Liebesdinge und Mitsing-Sachen

Wenn uns das Kapital im 21. Jahrhundert enttäuscht hat und der Seele nicht mehr richtig Treibstoff liefert, besinnen wir uns auf das, was uns niemand nehmen kann, keine Bank und kein Staat – unsere Liebe.

Wie schwierig ist das erreichen, du hörst die Songs immer und immer wieder, du musst sie ausarbeiten, wie kann man so ein spezielles Gefühl einfangen?

Das war auch so etwas … Weil ich Musik machen wollte, die andere Menschen erreichen sollte und nicht nur mich, war das der Fokus. Ich musste mich selbst daran erinnern, wie sich etwas für andere anhört, beim ersten Mal oder beim zehnten oder hundertsten Mal. Ich wollte nicht nur meine Perspektive zeigen. Du hast Recht, man wird in diesen Modus eingeschlossen und fragt sich, was da jetzt gerade für mich drinsteckt. Das kann dazu führen, dass man Dinge zu lange bearbeitet und überall herumflickt, bis zu einem Punkt, an dem man die Kernidee verloren hat. Also habe ich ganz bewusst darüber nachgedacht, wie es andere hören. Und ich habe es auch einigen Leuten vorgespielt und von ihnen Feedback bekommen.

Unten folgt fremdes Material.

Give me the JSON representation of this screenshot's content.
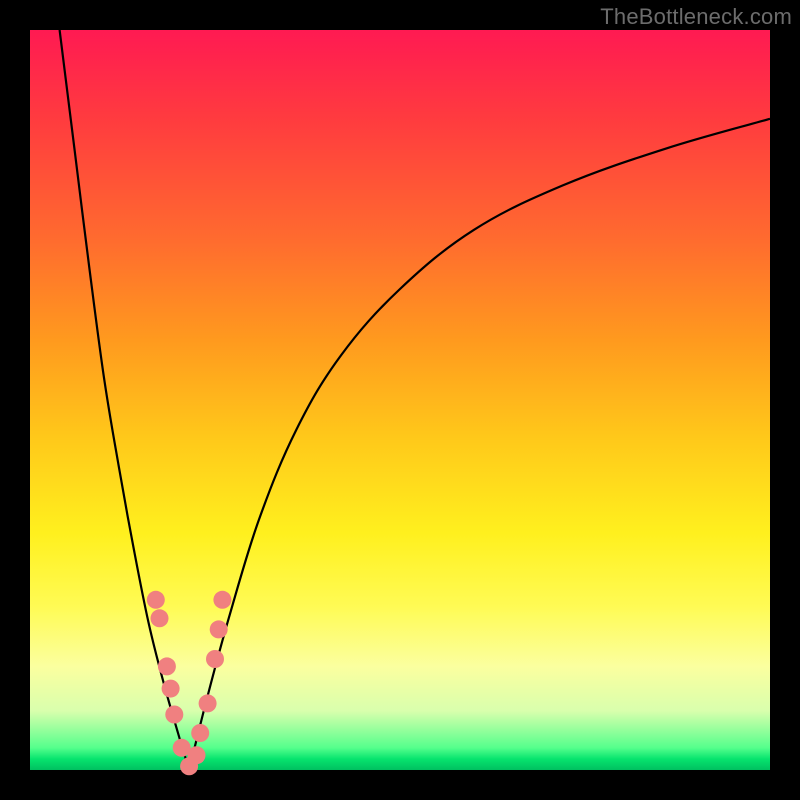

Es gibt da diese Geschichte über Radiohead, die lange dachten, dass aus »Paranoid Android« niemals ein kompletter Song entsteht. Hattest du ähnliche Momente?

Definitiv. Es war so mit »Found Out« auf »Swim« und »Back Home« auf diesem Album passiert. Ich hatte den Refrain sehr früh, aber weder das Ende noch den Anfang. Ich habe so viele komplizierte Versionen, Umkehrungen, verschiedene Tonarten probiert. Das, was letztendlich funktionierte, war wirklich simpel. Der Refrain ist nur ein Vorspiel zum Refrain. Wenn ich zurückschaue, denke ich, Mann, ich hatte die Perspektive verloren und war damals zu nah, um zu sehen, was nötig war.

Haben auch neue Lebenserfahrungen (eigntlich gemeint: live experiences) deinen Fokus für dieses Album verändert?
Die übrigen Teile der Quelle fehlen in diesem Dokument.